MLLMSplat: A 2D MLLM-Powered Framework for 3D Gaussian Splatting Understanding, Generation, and Editing
Abstract
3D Gaussian Splatting (3DGS) has emerged as a mainstream representation for 3D scenes, drawing increasing research attention to its understanding, generation, and editing. However, existing studies remain limited to low-level perception, low-quality generation, and low-efficiency editing, lagging far behind their image counterparts in the era of Multimodal Large Language Models (MLLMs).
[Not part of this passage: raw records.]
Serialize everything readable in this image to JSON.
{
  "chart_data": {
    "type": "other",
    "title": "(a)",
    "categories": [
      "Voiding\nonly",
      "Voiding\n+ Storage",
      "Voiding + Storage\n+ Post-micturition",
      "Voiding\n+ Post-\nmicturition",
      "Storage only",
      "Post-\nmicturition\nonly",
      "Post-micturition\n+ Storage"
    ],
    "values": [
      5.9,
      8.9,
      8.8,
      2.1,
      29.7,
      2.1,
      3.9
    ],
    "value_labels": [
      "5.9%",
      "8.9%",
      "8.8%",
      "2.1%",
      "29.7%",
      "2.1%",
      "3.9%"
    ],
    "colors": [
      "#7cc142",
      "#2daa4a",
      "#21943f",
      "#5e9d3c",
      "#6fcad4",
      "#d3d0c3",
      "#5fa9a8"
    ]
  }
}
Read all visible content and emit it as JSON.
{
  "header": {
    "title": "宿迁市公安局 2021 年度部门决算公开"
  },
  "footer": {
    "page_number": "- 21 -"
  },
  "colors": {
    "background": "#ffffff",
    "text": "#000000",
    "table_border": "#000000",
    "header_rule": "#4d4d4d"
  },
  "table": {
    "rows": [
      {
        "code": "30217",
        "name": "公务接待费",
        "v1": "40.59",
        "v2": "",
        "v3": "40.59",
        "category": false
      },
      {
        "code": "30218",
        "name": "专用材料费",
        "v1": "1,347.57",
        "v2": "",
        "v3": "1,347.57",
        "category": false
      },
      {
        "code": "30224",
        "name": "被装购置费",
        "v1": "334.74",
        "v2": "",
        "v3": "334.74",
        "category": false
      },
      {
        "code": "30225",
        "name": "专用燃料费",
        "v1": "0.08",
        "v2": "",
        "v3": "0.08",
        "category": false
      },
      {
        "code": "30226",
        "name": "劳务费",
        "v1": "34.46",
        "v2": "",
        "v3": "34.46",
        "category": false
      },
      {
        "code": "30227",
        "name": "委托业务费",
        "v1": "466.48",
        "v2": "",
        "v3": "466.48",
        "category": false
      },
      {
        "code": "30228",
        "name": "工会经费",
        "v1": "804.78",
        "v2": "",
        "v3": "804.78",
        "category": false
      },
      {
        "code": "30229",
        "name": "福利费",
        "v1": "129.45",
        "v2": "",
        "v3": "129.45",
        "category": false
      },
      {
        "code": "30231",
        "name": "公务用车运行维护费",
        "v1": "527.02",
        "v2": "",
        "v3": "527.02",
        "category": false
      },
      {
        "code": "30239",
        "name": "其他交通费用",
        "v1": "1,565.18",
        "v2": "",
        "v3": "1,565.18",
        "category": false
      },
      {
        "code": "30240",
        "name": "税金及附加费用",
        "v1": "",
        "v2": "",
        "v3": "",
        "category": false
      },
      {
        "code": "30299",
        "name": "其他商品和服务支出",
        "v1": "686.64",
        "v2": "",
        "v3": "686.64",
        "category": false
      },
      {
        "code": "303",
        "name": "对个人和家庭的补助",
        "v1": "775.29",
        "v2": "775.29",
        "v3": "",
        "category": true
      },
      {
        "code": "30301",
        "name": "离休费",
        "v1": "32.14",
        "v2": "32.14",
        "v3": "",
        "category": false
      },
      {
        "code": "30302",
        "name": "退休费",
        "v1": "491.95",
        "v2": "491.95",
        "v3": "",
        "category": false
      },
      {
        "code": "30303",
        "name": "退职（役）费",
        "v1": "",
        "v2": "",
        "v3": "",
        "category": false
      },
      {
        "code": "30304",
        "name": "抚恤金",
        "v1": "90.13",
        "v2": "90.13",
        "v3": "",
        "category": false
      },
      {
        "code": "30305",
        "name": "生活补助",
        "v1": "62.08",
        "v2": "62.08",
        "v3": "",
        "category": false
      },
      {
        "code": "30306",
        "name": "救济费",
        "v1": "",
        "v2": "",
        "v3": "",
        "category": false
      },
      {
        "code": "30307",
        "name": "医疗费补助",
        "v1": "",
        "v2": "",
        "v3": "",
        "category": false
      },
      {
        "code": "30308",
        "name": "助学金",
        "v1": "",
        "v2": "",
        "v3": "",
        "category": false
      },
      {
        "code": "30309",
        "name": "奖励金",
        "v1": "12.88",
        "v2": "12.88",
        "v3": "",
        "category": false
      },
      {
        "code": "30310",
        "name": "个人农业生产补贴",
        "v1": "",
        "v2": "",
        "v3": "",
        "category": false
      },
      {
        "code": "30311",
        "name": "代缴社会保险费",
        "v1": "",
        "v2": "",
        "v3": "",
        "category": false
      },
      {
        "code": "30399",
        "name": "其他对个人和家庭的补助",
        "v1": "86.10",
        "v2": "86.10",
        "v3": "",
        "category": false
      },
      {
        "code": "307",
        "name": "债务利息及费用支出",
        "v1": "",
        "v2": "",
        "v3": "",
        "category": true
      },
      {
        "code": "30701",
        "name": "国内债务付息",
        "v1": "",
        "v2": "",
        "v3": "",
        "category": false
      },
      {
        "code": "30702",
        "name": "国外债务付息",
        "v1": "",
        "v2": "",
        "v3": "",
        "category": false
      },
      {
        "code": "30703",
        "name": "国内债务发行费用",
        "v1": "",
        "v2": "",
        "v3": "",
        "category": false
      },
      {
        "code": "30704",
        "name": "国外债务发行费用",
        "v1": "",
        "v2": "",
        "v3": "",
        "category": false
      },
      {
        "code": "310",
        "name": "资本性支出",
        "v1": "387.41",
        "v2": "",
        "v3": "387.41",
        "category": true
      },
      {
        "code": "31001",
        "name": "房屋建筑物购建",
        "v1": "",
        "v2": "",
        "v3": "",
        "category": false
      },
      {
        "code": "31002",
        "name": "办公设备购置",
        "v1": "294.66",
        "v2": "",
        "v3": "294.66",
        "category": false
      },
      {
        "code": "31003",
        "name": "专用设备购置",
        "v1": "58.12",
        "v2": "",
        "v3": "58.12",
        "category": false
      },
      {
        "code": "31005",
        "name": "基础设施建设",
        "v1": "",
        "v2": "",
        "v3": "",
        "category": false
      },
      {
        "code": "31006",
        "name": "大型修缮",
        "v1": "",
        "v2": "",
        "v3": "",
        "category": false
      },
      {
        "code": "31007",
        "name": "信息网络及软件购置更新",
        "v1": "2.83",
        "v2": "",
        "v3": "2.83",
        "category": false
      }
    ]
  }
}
To bridge this gap, we propose MLLMSplat, a novel framework that adapts 2D MLLMs to achieve high-level understanding, high-quality generation, and high-efficiency editing of 3DGS scenes. Specifically, our comprehensive framework consists of three core designs: (1) a 3DGS tokenizer that can be seamlessly integrated into existing MLLMs in a training-free manner; (2) a 3DGS de-tokenizer that non-intrusively extends the 2D latent diffusion model in MLLMs using a dual positional encoding space, while augmenting it with a jointly trained and sampled 3DGS decoder; and (3) a surrogate task that enhances feedforward editing capabilities. Extensive experiments demonstrate that MLLMSplat delivers state-of-the-art performance across 3DGS understanding, generation, and editing.